My Ph.D. thesis is published as paperback:
Maretzek, António F.:
Quantitative in vivo 31P-NMR spektroskopische Untersuchungen zum zellulären Energiehaushalt an den photoautotrophen Mikroorganismen Synechococcus leopoliensis und Chlorella fusca
Aachen: Shaker, 1992
ISBN 3-86111-210-8
Language: German

Below is an abstract, that is quite close to the one in the thesis.

The energy metabolism of two photoautotrophic microorganisms, the procaryotic cyanobacterium Synechococcus leopoliensis and the eucaryotic green alga Chlorella fusca was investigated using 31P-NMR spectroscopy. Two subjects were focused:

Improvements of experimental prerequisites were achieved by the design of an appropriate tube support to meet the physiological and the NMR demands. The NMR tube can be removed without disarranging the other elements as the perfusion tubes, standard capillary, etc., in this way guaranteeing good mechanical precision. The accuracy of the estimation of concentration was tested in in vitro experiments and was found to be +/-4%. Furthermore the optical shutter of the illumination system was automatized, obtaining an illumination control as fast as 1 s for the organisms in the NMR tube.

Improvement of the evaluation of signal intensity is based on a non automatic working deconvolution routine, considering contributions of overlapping signals and avoiding and avoiding misestimation of the baseline.

The efficacy of the specified improvements was verified in in vivo NMR experiments. The deviation of the NTP concentration between independent experiments was in the order of +/-10%. Comparing precision and accuracy of the concentration as determined by extraction methods to the values presented, it has to be stated, that determination of phosphate metabolites in photoautotrophic microorganisms using in vivo 31P-NMR spectroscopy is as reliable as conventional methods.

Concentrations and intracellular pH were determined during steady states of anaerobic, aerobic and photosynthesis conditions. Transient metabolism was studied with anaerobic dark/photosynthesis and anaerobic/aerobic transitions.

NTP concentrations, cytoplasmic pH, phosphorylation potential and AEC during photosynthesis or dark aerobic conditions were higher, cytoplasmic inorganic phosphate concentration lower than those during anaerobic dark conditions, corresponding to literature data.
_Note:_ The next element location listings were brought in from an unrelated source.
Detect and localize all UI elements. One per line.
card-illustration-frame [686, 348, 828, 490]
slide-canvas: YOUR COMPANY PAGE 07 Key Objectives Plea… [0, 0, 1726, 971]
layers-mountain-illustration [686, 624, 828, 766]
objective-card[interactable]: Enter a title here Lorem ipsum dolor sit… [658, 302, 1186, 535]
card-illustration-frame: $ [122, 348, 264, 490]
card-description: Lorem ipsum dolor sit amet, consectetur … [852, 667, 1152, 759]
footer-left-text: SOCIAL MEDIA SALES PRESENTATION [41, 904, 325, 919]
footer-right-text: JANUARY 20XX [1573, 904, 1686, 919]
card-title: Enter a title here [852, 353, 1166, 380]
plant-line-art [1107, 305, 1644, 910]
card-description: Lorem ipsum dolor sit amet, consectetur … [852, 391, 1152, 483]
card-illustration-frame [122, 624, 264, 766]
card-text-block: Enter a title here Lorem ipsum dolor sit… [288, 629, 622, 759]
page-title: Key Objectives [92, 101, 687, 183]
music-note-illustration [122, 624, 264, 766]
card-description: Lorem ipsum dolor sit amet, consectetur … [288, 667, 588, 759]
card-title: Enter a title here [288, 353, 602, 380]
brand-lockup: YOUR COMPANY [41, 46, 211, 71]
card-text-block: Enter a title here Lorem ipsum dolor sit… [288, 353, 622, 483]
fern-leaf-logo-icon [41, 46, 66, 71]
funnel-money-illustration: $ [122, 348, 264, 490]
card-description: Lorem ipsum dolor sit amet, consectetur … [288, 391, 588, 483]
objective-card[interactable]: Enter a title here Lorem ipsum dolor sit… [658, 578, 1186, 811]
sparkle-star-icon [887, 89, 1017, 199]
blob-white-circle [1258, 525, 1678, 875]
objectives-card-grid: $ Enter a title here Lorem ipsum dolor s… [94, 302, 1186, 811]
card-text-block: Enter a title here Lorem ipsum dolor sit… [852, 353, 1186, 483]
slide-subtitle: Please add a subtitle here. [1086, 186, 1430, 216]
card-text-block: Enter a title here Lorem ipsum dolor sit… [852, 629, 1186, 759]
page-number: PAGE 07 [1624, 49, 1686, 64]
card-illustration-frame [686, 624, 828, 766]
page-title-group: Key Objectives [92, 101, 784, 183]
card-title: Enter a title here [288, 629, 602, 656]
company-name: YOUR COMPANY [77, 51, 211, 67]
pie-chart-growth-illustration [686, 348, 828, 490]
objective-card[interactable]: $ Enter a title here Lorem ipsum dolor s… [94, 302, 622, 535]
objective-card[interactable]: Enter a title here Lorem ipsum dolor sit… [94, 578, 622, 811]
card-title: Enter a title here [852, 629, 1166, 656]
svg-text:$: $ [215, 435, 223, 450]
There was no stoichiometry between the increase of the NTP concentration and the decrease of the cytoplasmic inorganic phosphate. The overall concentration of phosphate decreased during photosynthesis or aerobic conditions revealing the phosphorylation of not detectable metabolites (e.g. proteins). During anaerobic conditions in C. fusca an alkalisation whereas during photosynthesis an acidification of the vacuole was observed. An increasing concentration of inorganic phosphate in the vacuole (C. fusca) during anaerobic dark conditions was followed by a decrease during subsequent photosynthesis. Consequently there is no simple relation between inorganic phosphate concentration and pH in the vacuole. Unlike C. fusca S. leopolienses exhibits a 15% higher NTP concentration during photosynthesis than under dark aerobic conditions.

After the onset of photosynthesis or aerobic conditions a transient surplus of the NTP concentration was observed while the reverse transition resulted in an undershooting. Both phenomena are the consequence of the regulation of energy demanding processes. Even after NTP concentration had past its maximum the concentration of the cytoplasmic inorganic phosphate continued decreasing. As a consequence the phosphorylation potential reflects the cellular energetic status better than the AEC since the latter doesn't consider inorganic phosphate. After transition from photosynthesis to anaerobic conditions changes of the inorganic phosphate concentration in C. fusca were almost completed within 4 min contrary to S. leopolienses. Apart from that, transient changes in metabolism were similar for both organism.

The equivalent behavior of S. leopolienses and C. fusca concerning the cytoplasmic inorganic phosphate concentration and their low value during photosynthesis reflects a strong coupling of chloroplast and cytoplasm concerning inorganic phosphate, since there is no chloroplast present in S. leopolienses. This work shows that the concentration of inorganic phosphate must be determined, if cellular energy status is to be evaluated.